Approximately 95% of the intervals will have include true population mean.

Loop for 50samples

samp_mean <- rep(NA, 50)
samp_sd <- rep(NA, 50)
n <- 60
for(i in 1:50){
  samp <- sample(population, n)
  samp_mean[i] <- mean(samp)
  samp_sd[i] <- sd(samp)
}
sd(samp)
## [1] 576.9694
lower_vector <- samp_mean - 1.96 * samp_sd / sqrt(n) 
upper_vector <- samp_mean + 1.96 * samp_sd / sqrt(n)
c(lower_vector[1], upper_vector[1])
## [1] 1410.820 1646.413

On Your Own

1. Using the following function (which was downloaded with the data set), plot all intervals. What proportion of your confidence intervals include the true population mean? Is this proportion exactly equal to the confidence level? If not, explain why.

plot_ci(lower_vector, upper_vector, mean(population))
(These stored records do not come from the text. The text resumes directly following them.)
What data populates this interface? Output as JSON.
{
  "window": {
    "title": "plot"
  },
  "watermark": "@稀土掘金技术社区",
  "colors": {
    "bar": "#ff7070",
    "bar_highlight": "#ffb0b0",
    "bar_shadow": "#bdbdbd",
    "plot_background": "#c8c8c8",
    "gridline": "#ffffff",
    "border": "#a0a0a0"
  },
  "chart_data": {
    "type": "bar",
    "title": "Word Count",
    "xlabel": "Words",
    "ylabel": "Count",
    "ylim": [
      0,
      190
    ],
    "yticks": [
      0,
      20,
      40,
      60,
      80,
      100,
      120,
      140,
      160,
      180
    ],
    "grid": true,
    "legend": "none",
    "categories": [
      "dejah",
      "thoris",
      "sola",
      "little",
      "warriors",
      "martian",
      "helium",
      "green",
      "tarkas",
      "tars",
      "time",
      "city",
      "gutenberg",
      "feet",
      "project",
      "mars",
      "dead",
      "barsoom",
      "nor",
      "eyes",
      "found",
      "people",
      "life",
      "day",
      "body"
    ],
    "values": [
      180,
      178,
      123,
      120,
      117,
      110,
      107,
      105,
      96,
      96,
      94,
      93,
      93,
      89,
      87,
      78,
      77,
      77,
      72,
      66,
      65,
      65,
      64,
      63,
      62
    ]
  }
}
#### 4 out of the 50 confidence interval did not include the true population mean of 1499.69, which is 92%. This proportion is not exactly equal to 95% confidence level because the confidence interval is a range to values that 95% of the estimate will contain the true population mean. ### 2. Pick a confidence level of your choosing, provided it is not 95%. What is the appropriate critical value?

qnorm(0.95,0,1)
## [1] 1.644854

I choose 90% confidence interval.The new critical value is 1.67 from t distribution with degree of freedom = 59.
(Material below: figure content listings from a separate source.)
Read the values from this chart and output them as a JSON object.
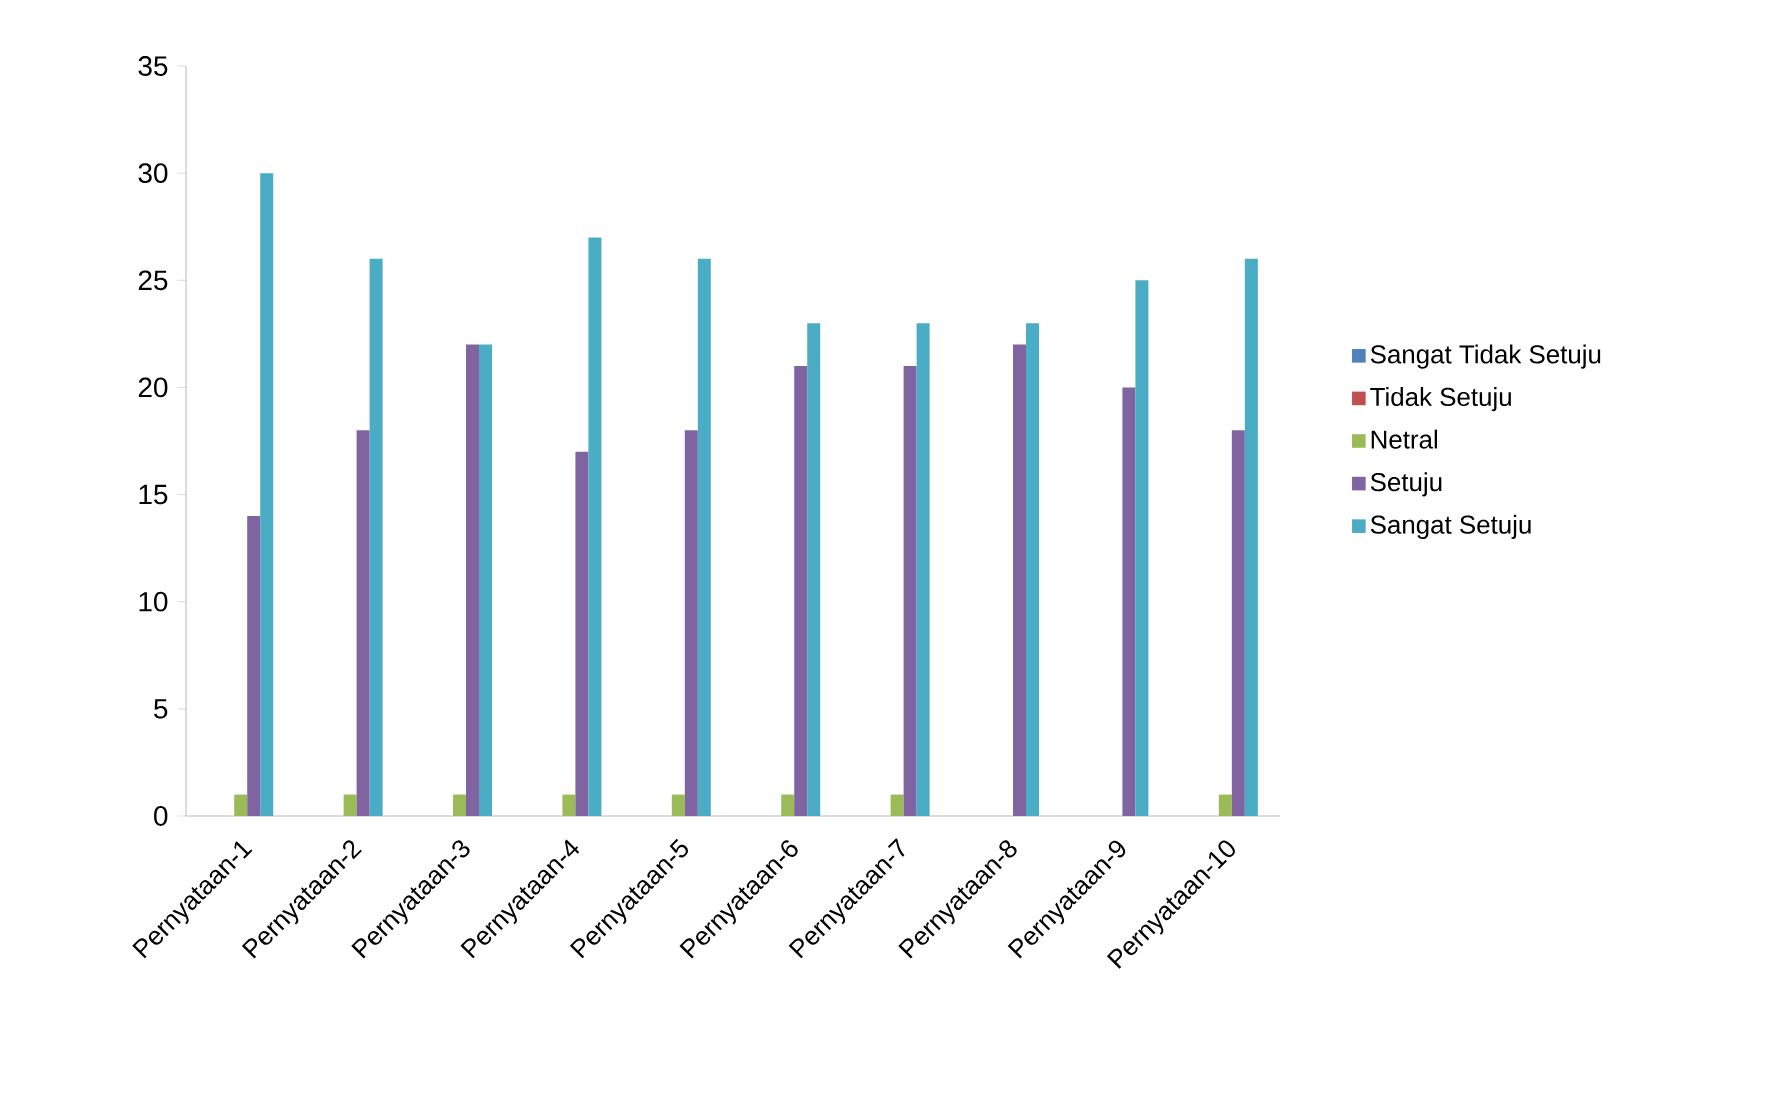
{
  "chart_data": {
    "type": "bar",
    "categories": [
      "Pernyataan-1",
      "Pernyataan-2",
      "Pernyataan-3",
      "Pernyataan-4",
      "Pernyataan-5",
      "Pernyataan-6",
      "Pernyataan-7",
      "Pernyataan-8",
      "Pernyataan-9",
      "Pernyataan-10"
    ],
    "series": [
      {
        "name": "Sangat Tidak Setuju",
        "color": "#4f81bd",
        "values": [
          0,
          0,
          0,
          0,
          0,
          0,
          0,
          0,
          0,
          0
        ]
      },
      {
        "name": "Tidak Setuju",
        "color": "#c0504d",
        "values": [
          0,
          0,
          0,
          0,
          0,
          0,
          0,
          0,
          0,
          0
        ]
      },
      {
        "name": "Netral",
        "color": "#9bbb59",
        "values": [
          1,
          1,
          1,
          1,
          1,
          1,
          1,
          0,
          0,
          1
        ]
      },
      {
        "name": "Setuju",
        "color": "#8064a2",
        "values": [
          14,
          18,
          22,
          17,
          18,
          21,
          21,
          22,
          20,
          18
        ]
      },
      {
        "name": "Sangat Setuju",
        "color": "#4bacc6",
        "values": [
          30,
          26,
          22,
          27,
          26,
          23,
          23,
          23,
          25,
          26
        ]
      }
    ],
    "ylim": [
      0,
      35
    ],
    "yticks": [
      0,
      5,
      10,
      15,
      20,
      25,
      30,
      35
    ],
    "grid": false,
    "legend": "right"
  }
}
3.Calculate 50 confidence intervals at the confidence level you chose in the previous question. You do not need to obtain new samples, simply calculate new intervals based on the sample means and standard deviations you have already collected. Using the plot_ci function, plot all intervals and calculate the proportion of intervals that include the true population mean. How does this percentage compare to the confidence level selected for the intervals?

samp_mean2 <- rep(NA, 50)
samp_sd2 <- rep(NA, 50)
p <- 60
for(i in 1:50){
  samp2 <- sample(population, p)
  samp_mean2[i] <- mean(samp2)
  samp_sd2[i] <- sd(samp2)
}
lower <- samp_mean2 - 1.645 * samp_sd2 / sqrt(p) 
upper <- samp_mean2 + 1.645 * samp_sd2 / sqrt(p)
c(lower[1], upper[1])
## [1] 1377.575 1618.559
plot_ci(lower, upper, mean(population))

4 out of 50 confidence intervals did not include the true population mean of 1499.69, which is 92%. This proportion is higher than the 90% confidence level because the confidence interval generates values within a certain boundary so that 90% of the estimate will contain the true population mean.